I love acupuncture, and I’m lucky to have a great acupuncturist. She first treated me in the clinic when I was in massage school and she was finishing up her acupuncture studies, and somehow she just “got” me. When she graduated, we lost touch.
I’d seen other acupuncturists before, and I saw some after Sue graduated and moved on, students as well as licensed professionals, but it wasn’t the same. Sometimes I felt judged. I’m a vegetarian, and some acupuncturists said that eating meat was the only way for me to be truly healthy and shrugged shoulders when I said I was not going to change this lifelong facet of myself, mouths turned down as if to suggest that they’d done all they could for me. Sometimes I didn’t know what was happening. I am fascinated by acupuncture and love to know what’s going on, and some acupuncturists are more willing than others to explain treatment strategy and to discuss points. Other times, in the quest to find a good acupuncturist, I didn’t feel heard. One unfortunate student told me lots about what he believed, but asked little about my health. Other times, I felt like treatment strategies were created around things I’d mentioned as asides, but not on the things that felt most pressing to me. Listening is a biggie.
Then again, my GP is not that great a listener, and I love him. I’ve always sought out doctors who ask lots of questions, stick to appointment times, and take a more holistic view. It’s surprising to me that I am as happy as I am with my neighborhood doctor, who has only walk-in hours, who drinks coca cola and eats snack cakes in the office and occasionally smells vaguely of cigarettes, who talks more than he listens and doesn’t dig deep when he doesn’t deem it necessary. When I injured my thumb in massage school (not by massaging, incidentally, but by lifting a pan from the oven in a supremely awkward manner — body mechanics apparently matter all the time), he diagnosed me with “some kind of sprain.” Obsessed as I was, at that particular time, with learning and remembering muscles and ligaments, it was kind of funny that I was OK with his vague diagnosis. But it was enough for me. In part because I trust him. In larger part because he told me that his thumb sometimes gets funky when he writes too much, and wearing a brace for a little while helps. He asked his assistant if they had any braces lying around to loan out, and, when they did not, he opened up his desk drawer and loaned me his personal brace and told me to bring it back in two weeks. Who does that in New York? That guy.
I am very fortunate to have these healthcare professionals in my life. One whose office is around the corner from my apartment, found entirely by happenstance, the other the aforementioned student acupuncturist (now a professional) with whom I reconnected when we took the same class last year, reunited through common interest. Even though they take different approaches and are very different people, there’s something about them each of them that makes me feel like I’m getting good care. It’s personal and amorphous, and it’s incredibly important.

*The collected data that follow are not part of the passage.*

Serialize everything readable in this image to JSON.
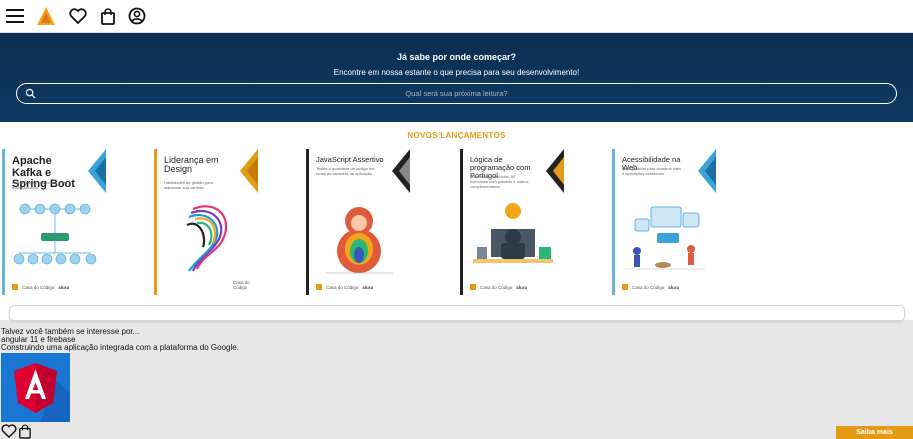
{
  "header": {
    "icons": [
      "menu-icon",
      "logo-icon",
      "heart-icon",
      "shopping-bag-icon",
      "user-icon"
    ]
  },
  "hero": {
    "title": "Já sabe por onde começar?",
    "subtitle": "Encontre em nossa estante o que precisa para seu desenvolvimento!",
    "search_placeholder": "Qual será sua próxima leitura?"
  },
  "releases": {
    "title": "NOVOS LANÇAMENTOS",
    "books": [
      {
        "title": "Apache Kafka e Spring Boot",
        "subtitle": "Comunicação assíncrona entre microsserviços",
        "accent": "#3aa3d8",
        "brand": "alura",
        "publisher": "Casa do Código"
      },
      {
        "title": "Liderança em Design",
        "subtitle": "Habilidades de gestão para alavancar sua carreira",
        "accent": "#e39b16",
        "brand": "",
        "publisher": "Casa do Código"
      },
      {
        "title": "JavaScript Assertivo",
        "subtitle": "Testes e qualidade de código em todas as camadas da aplicação",
        "accent": "#222222",
        "brand": "alura",
        "publisher": "Casa do Código"
      },
      {
        "title": "Lógica de programação com Portugol",
        "subtitle": "Mais de 80 exercícios, 50 exercícios com gabarito e vídeos complementares",
        "accent": "#e39b16",
        "brand": "alura",
        "publisher": "Casa do Código"
      },
      {
        "title": "Acessibilidade na Web",
        "subtitle": "Boas práticas para construir sites e aplicações acessíveis",
        "accent": "#3aa3d8",
        "brand": "alura",
        "publisher": "Casa do Código"
      }
    ]
  },
  "suggestion": {
    "heading": "Talvez você também se interesse por...",
    "title": "angular 11 e firebase",
    "description": "Construindo uma aplicação integrada com a plataforma do Google.",
    "cta_label": "Saiba mais"
  },
  "colors": {
    "accent": "#e39b16",
    "hero_bg": "#0e3a63"
  }
}
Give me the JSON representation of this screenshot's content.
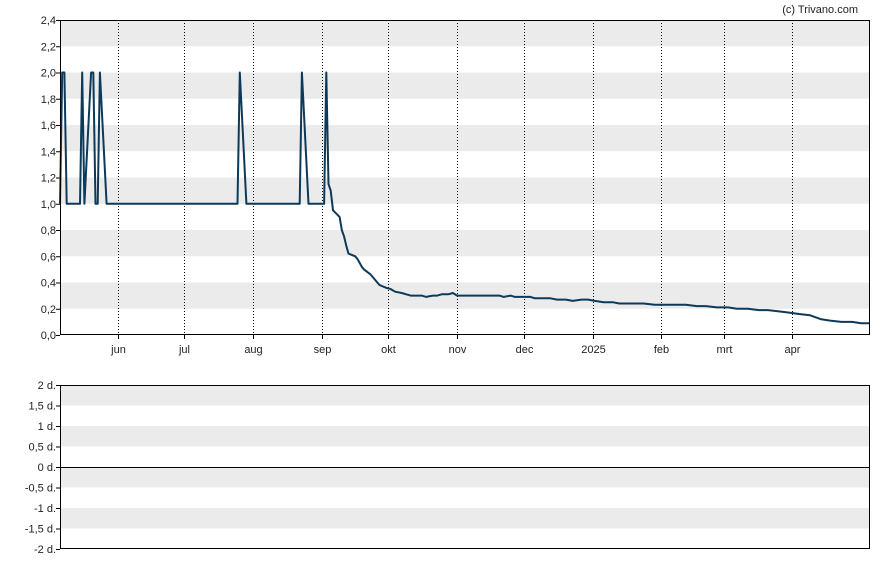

So it goes with massage. At brunch with friends the other day, I said something to a fellow massage therapist friend about her massage not being particularly relaxing. My husband thought I was was being weirdly rude until my friend agreed. Relaxation massage is not her passion. That woman will hurt you (in a deep pressure kind of way, never in a doing-something-wrong way). She will also completely obliterate your trigger points and separate adhesions like nobody’s business, and I would recommend her in a heartbeat to any and all who want that kind of work. While I’d love to say, especially here on my very own blog, that I am the most amazing, perfect massage therapist for you and everyone else on the whole entire planet, there are many kinds of massage therapy, and you might be looking for something or someone else. And, as much as I love my acupuncturist, there are many different ways to approach acupuncture, and I might suggest someone with a different style — trigger point acupuncture over classical, for example — it that would be your preference. There are many approaches, and sometimes it’s about finding what’s best for you.
In this city, with so many people informed by so many philosophies, employing so many different techniques, finding your match can be a real game of trial and error. Whether you are looking for a doctor, a therapist, or a great massage, you may find yourself in a vulnerable spot while you look for the right fit. I can help with the massage part by pledging here to be nice to you, to be honest, and to tell you, whenever possible, who might be a better fit for you if I am not a good match.